The main purpose of this implementation is backwards compatibility.
But a no less important goal is to keep the function alive. This means fixing whatever is broken and, if necessary, adding new features.

Interesting pull request #9.
I had not thought about the possibility of using ICU or not depending on whether it is available or we do not want to use it.

The more I look into this (I wanted to work on #2), the more I think it is futile trying to achieve parity with the original strftime output. Since IntlDateFormatter is using it's own locale bundles and strftime is using the locales available on the system, they will never match 100%. I doubt strftime output matches between different systems.

So I agree, it does not make sense in trying to "fix" the "problem" @nu111 reported.

However I also wonder how much sense the locale dependent tests make.
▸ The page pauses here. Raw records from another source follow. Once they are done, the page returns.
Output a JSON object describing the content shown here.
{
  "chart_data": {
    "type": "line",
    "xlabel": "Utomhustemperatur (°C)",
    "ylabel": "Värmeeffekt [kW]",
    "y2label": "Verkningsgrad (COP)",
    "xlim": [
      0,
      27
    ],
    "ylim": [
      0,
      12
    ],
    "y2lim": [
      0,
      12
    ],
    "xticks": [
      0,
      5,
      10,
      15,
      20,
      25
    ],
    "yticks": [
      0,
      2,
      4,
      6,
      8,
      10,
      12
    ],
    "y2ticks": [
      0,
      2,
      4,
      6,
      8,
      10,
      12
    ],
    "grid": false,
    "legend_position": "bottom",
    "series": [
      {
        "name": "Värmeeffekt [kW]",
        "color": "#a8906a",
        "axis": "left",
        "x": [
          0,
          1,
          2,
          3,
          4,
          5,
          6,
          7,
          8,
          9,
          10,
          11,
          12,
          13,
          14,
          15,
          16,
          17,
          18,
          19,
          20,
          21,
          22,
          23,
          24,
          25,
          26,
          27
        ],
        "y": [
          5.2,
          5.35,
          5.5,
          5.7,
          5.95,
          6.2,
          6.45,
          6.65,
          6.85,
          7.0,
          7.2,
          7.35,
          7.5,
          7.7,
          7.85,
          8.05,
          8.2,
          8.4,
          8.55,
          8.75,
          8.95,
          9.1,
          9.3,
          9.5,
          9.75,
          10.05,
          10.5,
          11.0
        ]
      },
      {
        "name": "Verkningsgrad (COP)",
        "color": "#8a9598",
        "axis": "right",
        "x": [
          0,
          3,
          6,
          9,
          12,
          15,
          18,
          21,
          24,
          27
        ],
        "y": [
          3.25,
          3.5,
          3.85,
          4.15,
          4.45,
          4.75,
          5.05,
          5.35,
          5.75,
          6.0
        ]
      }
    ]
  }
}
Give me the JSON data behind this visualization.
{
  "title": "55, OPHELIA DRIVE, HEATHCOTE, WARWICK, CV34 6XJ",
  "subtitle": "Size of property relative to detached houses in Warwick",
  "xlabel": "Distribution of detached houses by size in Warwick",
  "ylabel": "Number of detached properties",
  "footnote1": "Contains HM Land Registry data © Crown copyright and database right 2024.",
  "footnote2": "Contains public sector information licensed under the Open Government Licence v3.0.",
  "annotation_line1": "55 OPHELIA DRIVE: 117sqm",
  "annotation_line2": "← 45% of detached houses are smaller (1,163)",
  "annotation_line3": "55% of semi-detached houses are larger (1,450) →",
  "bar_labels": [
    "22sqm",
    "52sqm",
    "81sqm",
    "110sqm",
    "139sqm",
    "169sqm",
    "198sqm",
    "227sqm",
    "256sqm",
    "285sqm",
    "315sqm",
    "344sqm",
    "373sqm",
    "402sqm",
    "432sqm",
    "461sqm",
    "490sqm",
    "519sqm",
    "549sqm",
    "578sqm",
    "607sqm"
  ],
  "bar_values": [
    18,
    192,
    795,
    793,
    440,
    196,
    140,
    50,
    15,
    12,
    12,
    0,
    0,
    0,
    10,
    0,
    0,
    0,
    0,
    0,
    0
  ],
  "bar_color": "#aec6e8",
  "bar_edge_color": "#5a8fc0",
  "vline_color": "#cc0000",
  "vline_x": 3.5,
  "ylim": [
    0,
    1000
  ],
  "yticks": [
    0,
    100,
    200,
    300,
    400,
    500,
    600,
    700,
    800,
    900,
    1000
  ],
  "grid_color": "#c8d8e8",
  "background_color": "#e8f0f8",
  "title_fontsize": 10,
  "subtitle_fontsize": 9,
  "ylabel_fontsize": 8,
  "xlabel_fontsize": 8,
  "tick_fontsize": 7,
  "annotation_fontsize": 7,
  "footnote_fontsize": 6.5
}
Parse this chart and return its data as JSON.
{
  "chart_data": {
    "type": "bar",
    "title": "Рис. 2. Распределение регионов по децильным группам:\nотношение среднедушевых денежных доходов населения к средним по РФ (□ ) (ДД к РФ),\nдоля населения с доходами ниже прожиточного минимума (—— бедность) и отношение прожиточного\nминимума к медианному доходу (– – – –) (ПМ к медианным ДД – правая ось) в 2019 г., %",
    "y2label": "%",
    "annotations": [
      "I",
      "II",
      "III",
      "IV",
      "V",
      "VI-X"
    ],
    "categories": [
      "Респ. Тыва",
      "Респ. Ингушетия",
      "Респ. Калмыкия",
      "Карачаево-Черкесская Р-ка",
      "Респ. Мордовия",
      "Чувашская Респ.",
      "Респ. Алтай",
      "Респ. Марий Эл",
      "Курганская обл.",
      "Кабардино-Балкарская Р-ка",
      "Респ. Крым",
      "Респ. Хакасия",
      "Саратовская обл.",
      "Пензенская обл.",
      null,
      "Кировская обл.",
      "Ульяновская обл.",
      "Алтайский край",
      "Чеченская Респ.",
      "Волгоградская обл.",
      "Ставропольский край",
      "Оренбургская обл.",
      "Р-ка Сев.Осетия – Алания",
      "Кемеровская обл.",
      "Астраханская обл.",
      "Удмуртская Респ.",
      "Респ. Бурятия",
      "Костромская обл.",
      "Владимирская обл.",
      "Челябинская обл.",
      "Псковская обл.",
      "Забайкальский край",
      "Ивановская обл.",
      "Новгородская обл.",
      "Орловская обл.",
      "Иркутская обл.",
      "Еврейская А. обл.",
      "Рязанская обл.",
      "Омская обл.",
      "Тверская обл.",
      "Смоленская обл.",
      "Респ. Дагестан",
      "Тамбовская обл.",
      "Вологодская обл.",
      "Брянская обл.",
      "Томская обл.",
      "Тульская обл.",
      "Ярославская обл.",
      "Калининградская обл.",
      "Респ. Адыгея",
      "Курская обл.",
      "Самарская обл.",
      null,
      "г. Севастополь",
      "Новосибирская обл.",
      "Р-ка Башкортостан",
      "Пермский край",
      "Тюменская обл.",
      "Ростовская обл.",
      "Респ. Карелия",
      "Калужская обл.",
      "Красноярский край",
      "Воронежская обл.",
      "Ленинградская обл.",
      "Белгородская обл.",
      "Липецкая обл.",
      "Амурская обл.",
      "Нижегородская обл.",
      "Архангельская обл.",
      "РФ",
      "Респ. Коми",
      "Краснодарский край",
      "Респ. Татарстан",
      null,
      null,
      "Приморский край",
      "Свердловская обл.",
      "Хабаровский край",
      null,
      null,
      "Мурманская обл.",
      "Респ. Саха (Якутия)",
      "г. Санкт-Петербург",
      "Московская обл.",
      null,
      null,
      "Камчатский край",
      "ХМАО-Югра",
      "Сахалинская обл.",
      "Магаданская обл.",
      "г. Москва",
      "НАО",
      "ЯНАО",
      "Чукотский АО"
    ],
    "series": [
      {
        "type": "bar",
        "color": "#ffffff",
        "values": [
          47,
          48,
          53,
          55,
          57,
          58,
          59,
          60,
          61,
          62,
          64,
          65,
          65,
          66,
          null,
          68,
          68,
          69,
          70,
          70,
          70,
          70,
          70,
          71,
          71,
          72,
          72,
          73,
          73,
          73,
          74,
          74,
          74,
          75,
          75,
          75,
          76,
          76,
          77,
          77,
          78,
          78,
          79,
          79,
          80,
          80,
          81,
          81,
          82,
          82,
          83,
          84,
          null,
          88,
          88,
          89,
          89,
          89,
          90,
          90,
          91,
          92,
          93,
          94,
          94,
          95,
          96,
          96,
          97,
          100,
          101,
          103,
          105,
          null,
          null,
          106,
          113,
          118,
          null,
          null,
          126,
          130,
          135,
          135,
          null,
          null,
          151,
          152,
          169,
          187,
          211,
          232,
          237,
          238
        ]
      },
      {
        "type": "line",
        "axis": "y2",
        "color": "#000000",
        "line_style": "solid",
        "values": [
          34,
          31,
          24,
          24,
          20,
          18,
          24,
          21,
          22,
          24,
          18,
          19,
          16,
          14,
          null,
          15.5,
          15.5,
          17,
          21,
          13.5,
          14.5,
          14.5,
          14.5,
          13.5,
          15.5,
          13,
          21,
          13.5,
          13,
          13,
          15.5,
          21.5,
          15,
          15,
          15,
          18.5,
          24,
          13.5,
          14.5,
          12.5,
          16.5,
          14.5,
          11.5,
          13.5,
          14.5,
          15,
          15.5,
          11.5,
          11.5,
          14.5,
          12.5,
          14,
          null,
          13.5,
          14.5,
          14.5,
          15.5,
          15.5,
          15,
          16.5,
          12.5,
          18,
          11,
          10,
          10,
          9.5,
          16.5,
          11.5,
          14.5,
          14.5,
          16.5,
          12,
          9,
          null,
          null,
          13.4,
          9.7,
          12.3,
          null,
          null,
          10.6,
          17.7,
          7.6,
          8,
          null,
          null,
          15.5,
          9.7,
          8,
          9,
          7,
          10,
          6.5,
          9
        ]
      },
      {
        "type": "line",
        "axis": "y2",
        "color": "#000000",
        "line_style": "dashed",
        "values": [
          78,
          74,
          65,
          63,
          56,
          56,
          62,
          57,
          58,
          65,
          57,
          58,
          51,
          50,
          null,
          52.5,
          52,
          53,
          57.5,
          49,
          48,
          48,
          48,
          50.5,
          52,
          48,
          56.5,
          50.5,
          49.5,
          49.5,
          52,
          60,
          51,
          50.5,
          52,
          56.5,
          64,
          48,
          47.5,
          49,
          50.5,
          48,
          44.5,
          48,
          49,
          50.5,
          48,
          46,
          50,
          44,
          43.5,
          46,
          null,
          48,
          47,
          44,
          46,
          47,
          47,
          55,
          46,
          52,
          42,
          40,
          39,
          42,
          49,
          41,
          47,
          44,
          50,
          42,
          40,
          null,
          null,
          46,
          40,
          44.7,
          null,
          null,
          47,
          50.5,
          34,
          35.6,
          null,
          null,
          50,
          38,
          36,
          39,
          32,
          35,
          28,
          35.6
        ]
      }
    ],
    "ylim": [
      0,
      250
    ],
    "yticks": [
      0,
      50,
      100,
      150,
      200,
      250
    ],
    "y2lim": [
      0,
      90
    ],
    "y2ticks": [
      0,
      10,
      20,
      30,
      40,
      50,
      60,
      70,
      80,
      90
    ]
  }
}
An it_CH test can not test that the output is the same as strftime() for reasons mentioned above. It can only test that the output of IntlDateFormatter is the output we expect from IntlDateFormatter. Testing that once to make sure our strftime compatible placeholders are transformed correctly, makes sense. But testing it multiple times with different locales does not test anything meaningful. Placeholder transformation is always the same. And we can assume IntlDateFormatter to be tested upstream and working as intended.